Business Insider recently blamed “post-World War II” marriage and family values for single women’s high cost of living. Citing “penalties” accrued across the rental and home-buying industries to workplaces and the tax code, the author attempts to argue that the economic strains placed on single people, particularly young single women, are the result of obsolete economic policymaking. Here’s why we push back on the idea that single people are being penalized for their relationship status and why our government should incentivize marriage and family.
The Economy Exists for All People
New York Times columnist Charles Blow wrote last year that because the married will soon be a minority, we should “start asking ourselves whether it is fair and right to continue to reward and encourage marriage through taxation and policy.” The trouble is that families produce economic and relational stability for children who are their natural fruit. If we cease to incentivize marriage, future generations will inherit an economy that is hostile to their flourishing. Consider the word economy, which derives from oikonomía, meaning “household management or administration.” While economic activity gradually migrated from the household to industry and commerce, it has always been to serve (if not well) the needs of families. The economy exists for people, not just so that they can obtain the necessities of life but also to uphold life and human dignity, particularly through support of the family and the common good. Marriage, as traditionally defined, inherently serves the common good through children and the love that binds family members together.
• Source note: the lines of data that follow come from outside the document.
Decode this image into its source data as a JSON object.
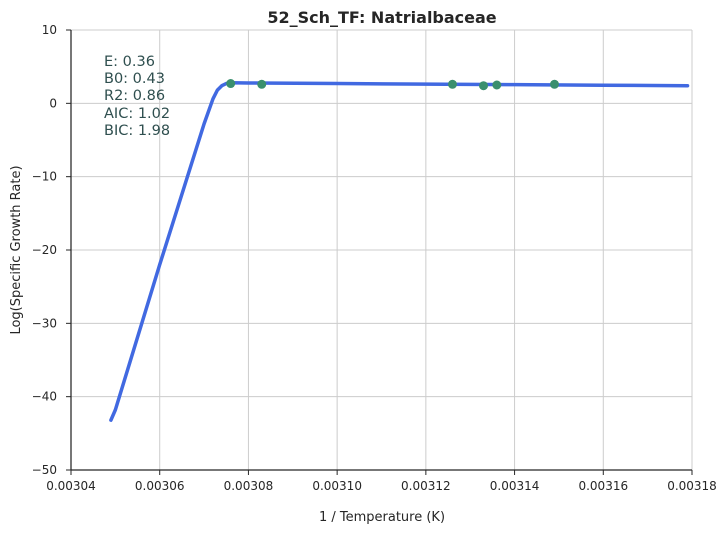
{
  "chart_data": {
    "type": "scatter",
    "title": "52_Sch_TF: Natrialbaceae",
    "xlabel": "1 / Temperature (K)",
    "ylabel": "Log(Specific Growth Rate)",
    "xlim": [
      0.00304,
      0.00318
    ],
    "ylim": [
      -50,
      10
    ],
    "x_ticks": [
      "0.00304",
      "0.00306",
      "0.00308",
      "0.00310",
      "0.00312",
      "0.00314",
      "0.00316",
      "0.00318"
    ],
    "y_ticks": [
      "10",
      "0",
      "−10",
      "−20",
      "−30",
      "−40",
      "−50"
    ],
    "grid": true,
    "annotations": [
      "E:  0.36",
      "B0:  0.43",
      "R2:  0.86",
      "AIC: 1.02",
      "BIC: 1.98"
    ],
    "fit_curve": {
      "x": [
        0.003049,
        0.00305,
        0.00306,
        0.00307,
        0.003072,
        0.003073,
        0.003074,
        0.003075,
        0.003076,
        0.00308,
        0.0031,
        0.00312,
        0.00314,
        0.00316,
        0.003179
      ],
      "y": [
        -43.2,
        -41.8,
        -22.0,
        -2.8,
        0.6,
        1.8,
        2.4,
        2.7,
        2.8,
        2.78,
        2.7,
        2.62,
        2.55,
        2.47,
        2.4
      ]
    },
    "data_points": {
      "x": [
        0.003076,
        0.003083,
        0.003126,
        0.003133,
        0.003136,
        0.003149
      ],
      "y": [
        2.7,
        2.6,
        2.6,
        2.4,
        2.5,
        2.6
      ]
    },
    "colors": {
      "fit_line": "#4169e1",
      "points": "#3a8f6e",
      "grid": "#cccccc",
      "axis": "#262626"
    }
  }
}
The goods of marriage ripple outward, which is why the category of “married people” is one of multiplicity. In other words, marriage is not just for the couple, but for their family, friends, and the greater society.
Single People Aren’t Penalized
Far from punishing single people for being unmarried, the government subsidizes marriage because it has an interest in preserving the surest means of raising children in stability. Though it’s true what Lily Kahng, an former attorney for the Department of the Treasury wrote in a 2010 law article on the costs of single living –
“There is never a single person’s bonus — that is, a single person never pays less relative to a couple, whether married or unmarried, with the same amount of income as the single person.”
– it’s not so cheap to be married or have a family either. Yes, single people will not receive many of the economic benefits that couples can do, but these are not so simple as “single people get the last slice of pie.” First, there is a marriage tax penalty which affects working couples who make equal or near-equal incomes to each other. This is the two-income trap Elizabeth Warren described in her 2004 book, and it actively disincentives marriage between low-income people who stand to gain the most from it in terms of upward mobility and generational wealth. Second, single people more often than not are interested, at least remotely, in marriage. How would eliminating the so-called “marriage bonus” improve their prospects for finding a potential spouse? How would they benefit from the an absence of married couples to give them a point of reference and support? Finally, the health and economic benefits conferred on married people have less to do with systemic privilege than with the behaviors and attitudes marriage fosters, especially in men.
We Should Always Incentivize Marriage
It’s not that “the economy hasn’t caught up” with Millennials who are “postponing or forgoing marriage,” as Business Insider contends. In fact, the Institute for Family Studies recently noted that America’s falling birthrate is the result of a cultural shift away from parenthood, not child-care costs or increasing student loan debt. The government should not abandon its duty to defend and uphold the future of our country, especially if it spells a frightening economic and social future. A society with more single people and fewer families means a dearth of much-desired intimacy and belonging in our deracinated time. Single people and families rely on each other for support as they grow and change, and perhaps transition into different stages of life. For families with young children, social connectedness is a matter of survival, when the early months and years of parenting resemble an around-the-clock job with no vacation time. Why make it harder for parents to divide labor along the lines of traditional gender roles in light of the all-consuming role of motherhood?
Reconciling Two Different Groups
That married couples who fall under this category can file jointly to receive a “marriage bonus” is not some relic of an overly-idyllic postwar order, but a reasonable recognition by our government that parenting is essential work requiring the attentiveness of a full-time caregiver. At the same time, the fact that singles feel so singled out in our society warrants a look at how we idolize marriage as an exclusionary romantic relationship. Are we too focused on the marriage relationship as the only and ultimate source of happiness? Are we forgetting to talk about the real trade-offs and struggles of marriage and family in our efforts to defend them? Do we emphasize the sacrificial nature of love which transcends relationship status? Rather than treating the issue as a zero-sum game, we should discuss ways that they can not only coexist, but mutually benefit one another. As Other Feminisms author Leah Libresco Sargeant puts it:
When we look at how we arrange our schedules, our neighborhoods, our laws, there has to be room for friendships to be taken every bit as seriously as marriage. There is no limit to the gift we can make of ourselves—our calling isn’t circumscribed by a ring.